Hello,
Three sources suggest different read lengths -- how can I definitively find the read length?
- A colleague suggested that this bam file has reads 40 base pairs long,
- samtools view seems to suggest the reads are 44 base pairs long, and
- Tablet seems to suggest most reads are 40 base pairs long but shows a couple less than 40 (e.g. 36, 38, and 39) base pairs long.

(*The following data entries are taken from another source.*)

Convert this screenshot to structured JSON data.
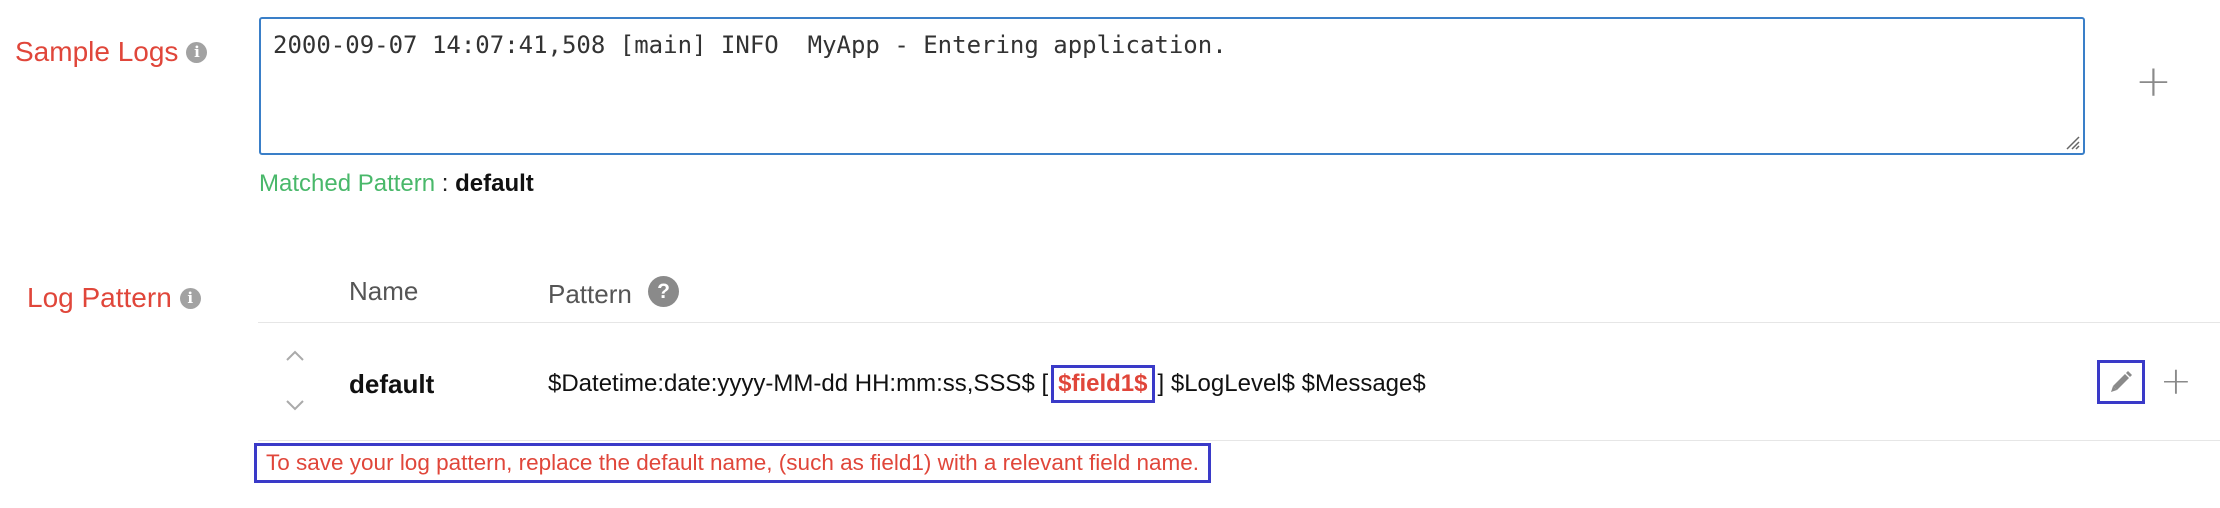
{
  "sample_logs": {
    "label": "Sample Logs",
    "value": "2000-09-07 14:07:41,508 [main] INFO  MyApp - Entering application.",
    "matched_label": "Matched Pattern",
    "matched_separator": " : ",
    "matched_value": "default"
  },
  "log_pattern": {
    "label": "Log Pattern",
    "columns": {
      "name": "Name",
      "pattern": "Pattern"
    },
    "rows": [
      {
        "name": "default",
        "pattern_before": "$Datetime:date:yyyy-MM-dd HH:mm:ss,SSS$ [",
        "pattern_highlight": "$field1$",
        "pattern_after": "] $LogLevel$ $Message$"
      }
    ],
    "warning": "To save your log pattern, replace the default name, (such as field1) with a relevant field name."
  },
  "icons": {
    "info": "info-icon",
    "help": "question-icon",
    "add": "plus-icon",
    "edit": "pencil-icon",
    "move_up": "chevron-up-icon",
    "move_down": "chevron-down-icon"
  },
  "colors": {
    "label_red": "#e0463a",
    "matched_green": "#49b86a",
    "focus_blue": "#3a7fc8",
    "highlight_box": "#3a3ac8"
  }
}
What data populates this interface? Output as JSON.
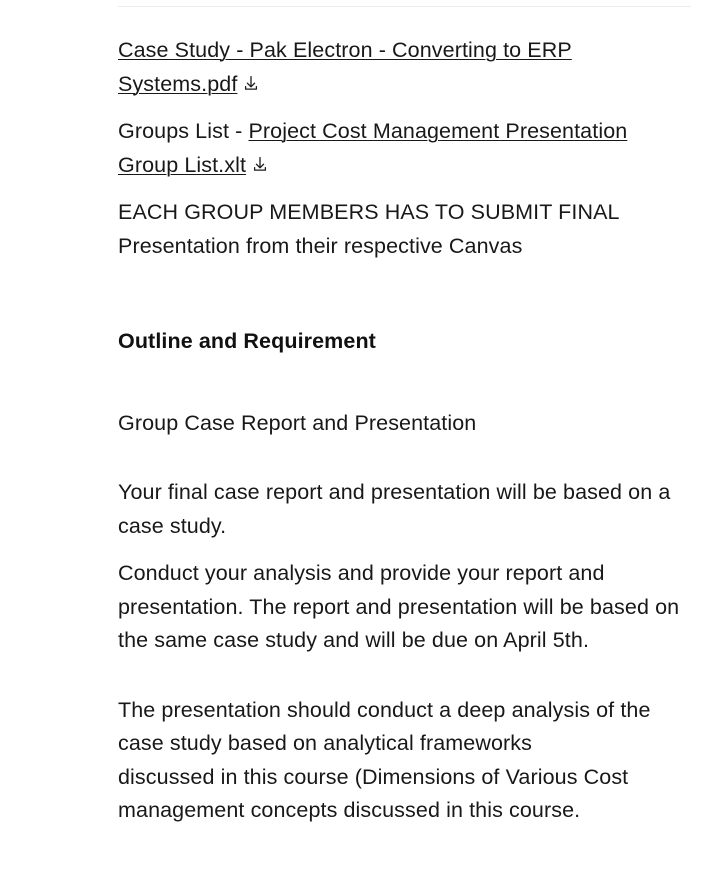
{
  "document": {
    "divider": "horizontal-rule",
    "attachments": [
      {
        "prefix": "",
        "link_text": "Case Study - Pak Electron - Converting to ERP Systems.pdf",
        "download_icon": "download-icon"
      },
      {
        "prefix": "Groups List - ",
        "link_text": "Project Cost Management Presentation Group List.xlt",
        "download_icon": "download-icon"
      }
    ],
    "notice": "EACH GROUP MEMBERS HAS TO SUBMIT FINAL Presentation from their respective Canvas",
    "heading": "Outline and Requirement",
    "subheading": "Group Case Report and Presentation",
    "paragraphs": [
      "Your final case report and presentation will be based on a case study.",
      "Conduct your analysis and provide your report and presentation. The report and presentation will be based on the same case study and will be due on April 5th.",
      "The presentation should conduct a deep analysis of the case study based on analytical frameworks\ndiscussed in this course (Dimensions of Various Cost management concepts discussed in this course."
    ]
  }
}
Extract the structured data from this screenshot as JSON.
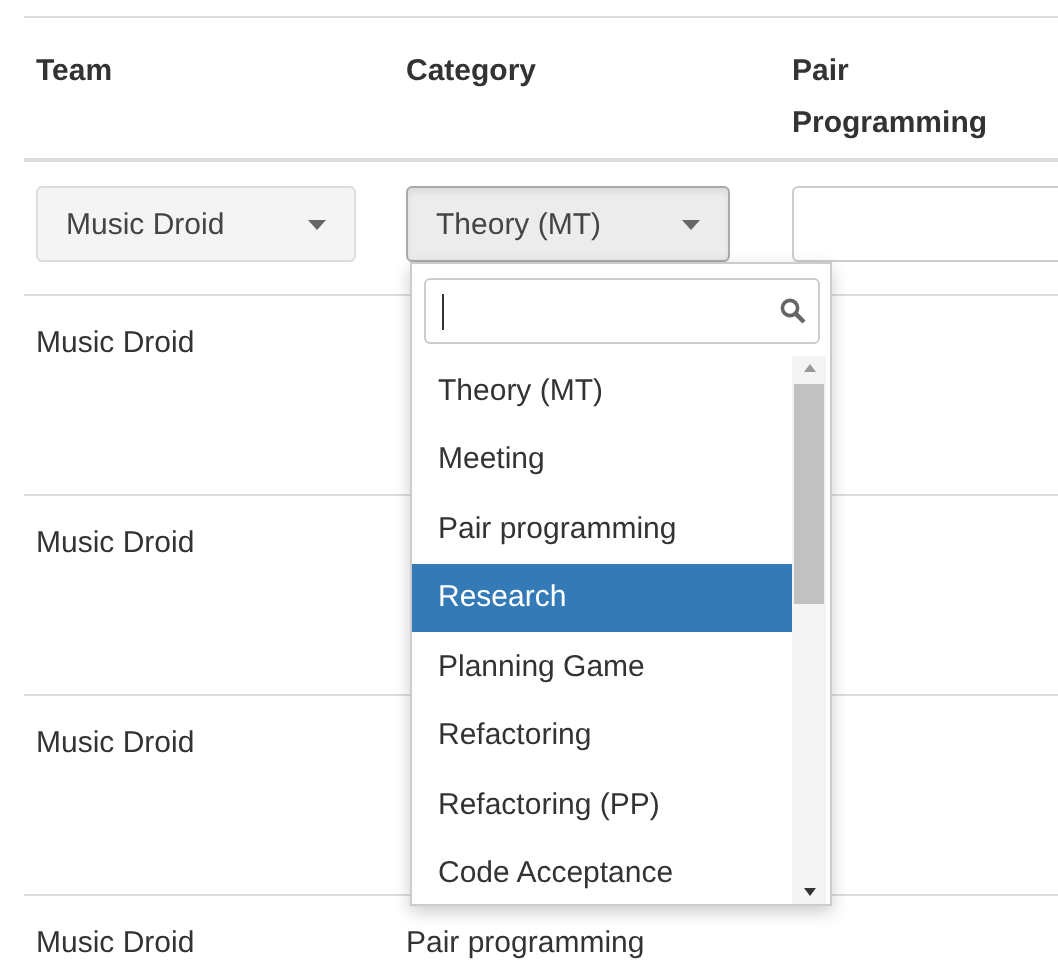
{
  "table": {
    "columns": [
      "Team",
      "Category",
      "Pair Programming"
    ],
    "filters": [
      {
        "kind": "select",
        "value": "Music Droid",
        "open": false
      },
      {
        "kind": "select",
        "value": "Theory (MT)",
        "open": true
      },
      {
        "kind": "text"
      }
    ],
    "rows": [
      {
        "team": "Music Droid"
      },
      {
        "team": "Music Droid"
      },
      {
        "team": "Music Droid"
      },
      {
        "team": "Music Droid",
        "category": "Pair programming"
      }
    ]
  },
  "dropdown": {
    "options": [
      {
        "label": "Theory (MT)",
        "selected": false
      },
      {
        "label": "Meeting",
        "selected": false
      },
      {
        "label": "Pair programming",
        "selected": false
      },
      {
        "label": "Research",
        "selected": true
      },
      {
        "label": "Planning Game",
        "selected": false
      },
      {
        "label": "Refactoring",
        "selected": false
      },
      {
        "label": "Refactoring (PP)",
        "selected": false
      },
      {
        "label": "Code Acceptance",
        "selected": false
      }
    ]
  }
}
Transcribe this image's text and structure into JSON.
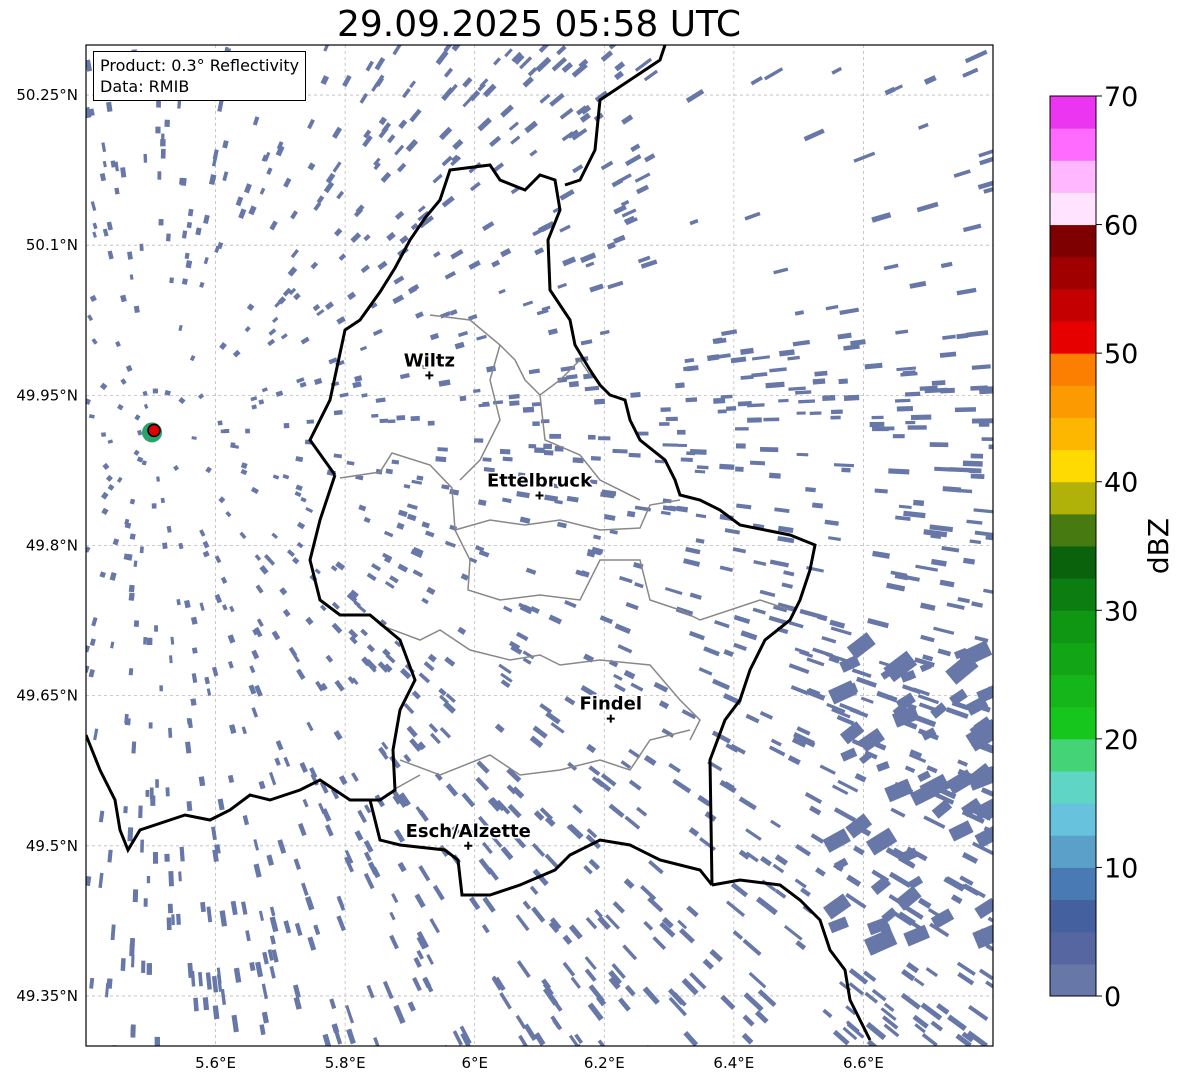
{
  "title": "29.09.2025 05:58 UTC",
  "info": {
    "product": "Product: 0.3° Reflectivity",
    "source": "Data: RMIB"
  },
  "map": {
    "lon_range": [
      5.4,
      6.8
    ],
    "lat_range": [
      49.3,
      50.3
    ],
    "lon_ticks": [
      {
        "value": 5.6,
        "label": "5.6°E"
      },
      {
        "value": 5.8,
        "label": "5.8°E"
      },
      {
        "value": 6.0,
        "label": "6°E"
      },
      {
        "value": 6.2,
        "label": "6.2°E"
      },
      {
        "value": 6.4,
        "label": "6.4°E"
      },
      {
        "value": 6.6,
        "label": "6.6°E"
      }
    ],
    "lat_ticks": [
      {
        "value": 49.35,
        "label": "49.35°N"
      },
      {
        "value": 49.5,
        "label": "49.5°N"
      },
      {
        "value": 49.65,
        "label": "49.65°N"
      },
      {
        "value": 49.8,
        "label": "49.8°N"
      },
      {
        "value": 49.95,
        "label": "49.95°N"
      },
      {
        "value": 50.1,
        "label": "50.1°N"
      },
      {
        "value": 50.25,
        "label": "50.25°N"
      }
    ],
    "cities": [
      {
        "name": "Wiltz",
        "lon": 5.93,
        "lat": 49.97
      },
      {
        "name": "Ettelbruck",
        "lon": 6.1,
        "lat": 49.85
      },
      {
        "name": "Findel",
        "lon": 6.21,
        "lat": 49.627
      },
      {
        "name": "Esch/Alzette",
        "lon": 5.99,
        "lat": 49.5
      }
    ],
    "radar_site": {
      "lon": 5.505,
      "lat": 49.915,
      "color": "#e00000"
    },
    "echo_color": "#6677a8"
  },
  "colorbar": {
    "label": "dBZ",
    "min": 0,
    "max": 70,
    "step": 2.5,
    "ticks": [
      "0",
      "10",
      "20",
      "30",
      "40",
      "50",
      "60",
      "70"
    ],
    "colors": [
      "#6677a8",
      "#5566a0",
      "#44609e",
      "#4a7ab3",
      "#5aa0c8",
      "#66c2dd",
      "#5fd6c5",
      "#44d477",
      "#16c61c",
      "#14b61a",
      "#12a616",
      "#0f9613",
      "#0c7d10",
      "#0a620d",
      "#477b11",
      "#b0b209",
      "#fed902",
      "#fdb701",
      "#fc9b01",
      "#fd7f01",
      "#e60000",
      "#c40000",
      "#a00000",
      "#7e0000",
      "#ffe3ff",
      "#ffb7ff",
      "#ff6bff",
      "#eb35f0"
    ]
  }
}
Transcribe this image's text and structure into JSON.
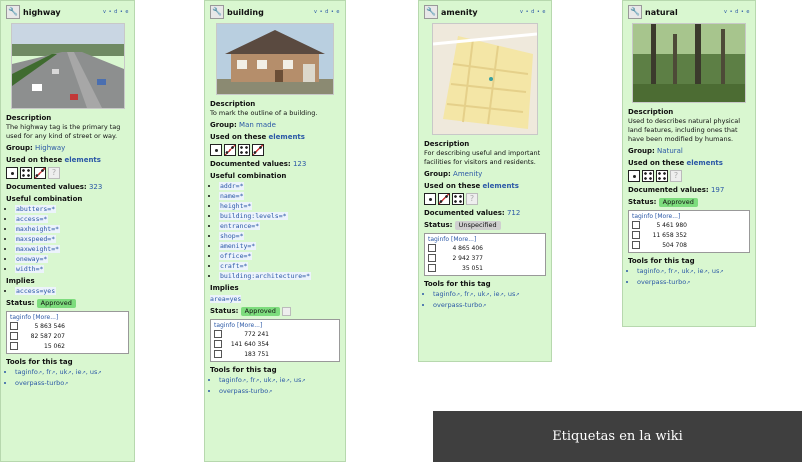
{
  "banner": "Etiquetas en la wiki",
  "vde": "v • d • e",
  "labels": {
    "description": "Description",
    "group": "Group:",
    "used_on_these": "Used on these",
    "elements": "elements",
    "documented_values": "Documented values:",
    "useful_combination": "Useful combination",
    "implies": "Implies",
    "status": "Status:",
    "tools": "Tools for this tag",
    "taginfo_more": "[More...]"
  },
  "cards": {
    "highway": {
      "name": "highway",
      "description": "The highway tag is the primary tag used for any kind of street or way.",
      "group": "Highway",
      "documented_values": "323",
      "combination": [
        "abutters=*",
        "access=*",
        "maxheight=*",
        "maxspeed=*",
        "maxweight=*",
        "oneway=*",
        "width=*"
      ],
      "implies": "access=yes",
      "status": "Approved",
      "taginfo": [
        "5 863 546",
        "82 587 207",
        "15 062"
      ]
    },
    "building": {
      "name": "building",
      "description": "To mark the outline of a building.",
      "group": "Man made",
      "documented_values": "123",
      "combination": [
        "addr=*",
        "name=*",
        "height=*",
        "building:levels=*",
        "entrance=*",
        "shop=*",
        "amenity=*",
        "office=*",
        "craft=*",
        "building:architecture=*"
      ],
      "implies": "area=yes",
      "status": "Approved",
      "taginfo": [
        "772 241",
        "141 640 354",
        "183 751"
      ]
    },
    "amenity": {
      "name": "amenity",
      "description": "For describing useful and important facilities for visitors and residents.",
      "group": "Amenity",
      "documented_values": "712",
      "status": "Unspecified",
      "taginfo": [
        "4 865 406",
        "2 942 377",
        "35 051"
      ]
    },
    "natural": {
      "name": "natural",
      "description": "Used to describes natural physical land features, including ones that have been modified by humans.",
      "group": "Natural",
      "documented_values": "197",
      "status": "Approved",
      "taginfo": [
        "5 461 980",
        "11 658 352",
        "504 708"
      ]
    }
  },
  "tools": {
    "line1": [
      "taginfo",
      "fr",
      "uk",
      "ie",
      "us"
    ],
    "line2": "overpass-turbo"
  }
}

For samtools, I'm running the following command, based off of How Can I Know The Length Of Mapped Reads From Bam File?:
$ samtools view foo.bam | head -n 1000000 | cut -f 10 | perl -ne 'chomp;print length($_) . "\n"' | sort | uniq -c
1000000 44
$ samtools view foo.bam | head -n 1
HWI-ST673_0087:1:1103:11279:92479#NNNNNN/1 0 chrM 1 255 4M4I36M * 0 0 GATGGATCACAGGTCTATCACCCTATTAACCACTCACGGGAGCT bbbeeaceggggfeghiiiiiiiiiiihiiihiiiiihfhhhhi AS:i:-23 XN:i:0 XM:i:1 XO:i:1 XG:i:4 NM:i:5 MD:Z:3C36 YT:Z:UU
With tablet, I see the following:
I assume that I'm just misinterpreting the output. I don't have any formal background in bioinformatics (I am a software developer). If anyone could help set me straight here, I'd appreciate it, or maybe suggest some good relevant reading. Do bam files always have uniform read lengths?
Thanks for the help!
Thanks for the explanation. It turns out I was stupidly looking at the wrong file in Tablet!
But your answer and the others helped me better understand samtools view, cigar, and what to expect with regards to uniform read length -- thank you!